Even 10 days after the riots, the slum remains littered with burnt-out cars and minibuses. Behind the traders' stalls and shacks which line the roads of Mile 12 and adjacent Ketu, breeze-block homes have been burnt or had their iron roofs ripped off.

"We're all terrified. The police presence seems minimal and there are rumours of a Hausa retaliation. None of our customers will come here any more," said Mr Odirah.

Across the highway, in a Hausa sector of the huge market area, Sarki (Chief) Jibril Usman pleads for calm. "There is a dispute between Hausas and Yorubas over the market chairmanship, but it is not the first, and we have always resolved these arguments amicably in the past.

"What these Ooduas do is to seek out areas of friction and bring their violence. We did not know any of the area boys [hooligans] who did the killing last week. They were from outside. It mystifies me. Hausas and Yorubas cohabited here for years. We even intermarried," said the Hausa chief, in his 70s.

Chief Usman, whose subjects are mainly vegetable and livestock sellers, said he knew the rioters were from the OPC because they wore the Yoruba nationalist group's badges and T-shirts. Armed retaliation by Hausas, he said, was unthinkable. "We are businessmen, not rioters."

For their part, the OPC deny any role in the fighting and claim that President Obasanjo's order to shoot on sight has led to five deaths among their members since the riots. "They were shot dead by police in their homes in Ketu. The President's order is undemocratic and reminiscent of military rule. It could lead to genocide," said Frederic Fasheun, the group's president.

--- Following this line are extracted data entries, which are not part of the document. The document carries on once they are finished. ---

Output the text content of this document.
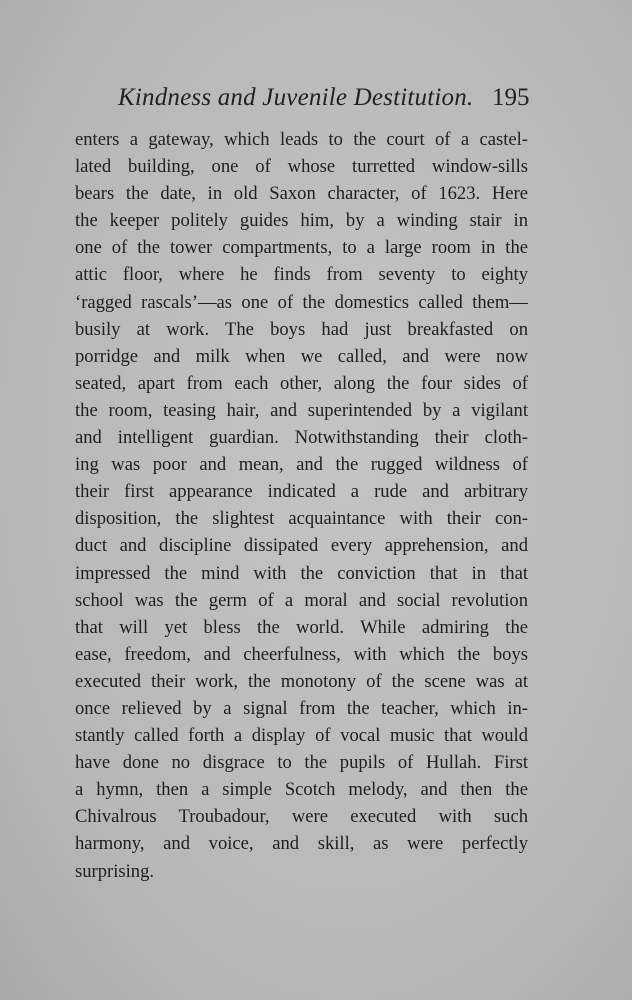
Kindness and Juvenile Destitution. 195
enters a gateway, which leads to the court of a castel-
lated building, one of whose turretted window-sills
bears the date, in old Saxon character, of 1623. Here
the keeper politely guides him, by a winding stair in
one of the tower compartments, to a large room in the
attic floor, where he finds from seventy to eighty
‘ragged rascals’—as one of the domestics called them—
busily at work. The boys had just breakfasted on
porridge and milk when we called, and were now
seated, apart from each other, along the four sides of
the room, teasing hair, and superintended by a vigilant
and intelligent guardian. Notwithstanding their cloth-
ing was poor and mean, and the rugged wildness of
their first appearance indicated a rude and arbitrary
disposition, the slightest acquaintance with their con-
duct and discipline dissipated every apprehension, and
impressed the mind with the conviction that in that
school was the germ of a moral and social revolution
that will yet bless the world. While admiring the
ease, freedom, and cheerfulness, with which the boys
executed their work, the monotony of the scene was at
once relieved by a signal from the teacher, which in-
stantly called forth a display of vocal music that would
have done no disgrace to the pupils of Hullah. First
a hymn, then a simple Scotch melody, and then the
Chivalrous Troubadour, were executed with such
harmony, and voice, and skill, as were perfectly
surprising.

Confusion, denials and conspiracy theories abound. This, say observers, is precisely what Nigeria's enemies of democracy want to achieve. Reports of more than 1,000 deaths in ethnic conflict since President Obasanjo took office at the end of May only increase the feeling of insecurity. Clashes between tribes in oil-rich Delta state, and kidnappings of oil workers, are now so common that they often do not make the news. Yet Nigeria's post-military government is doing well, and most people are enthusiastic about the changes they have seen.

The petrol queues have gone all over the country. Electricity, for those who have it, is cut off less often.The government of one of the world's leading oil exporters, helped by the increase in prices, is even talking of spending more on health and education. Some foreign investors are tiptoeing in.

But the danger, say observers, is that President Obasanjo's drive against corruption - the move for which he has been praised in the rest of the world - will backfire. The ethnic fighting, according to one diplomat, could be "their way of telling the new government to leave them alone".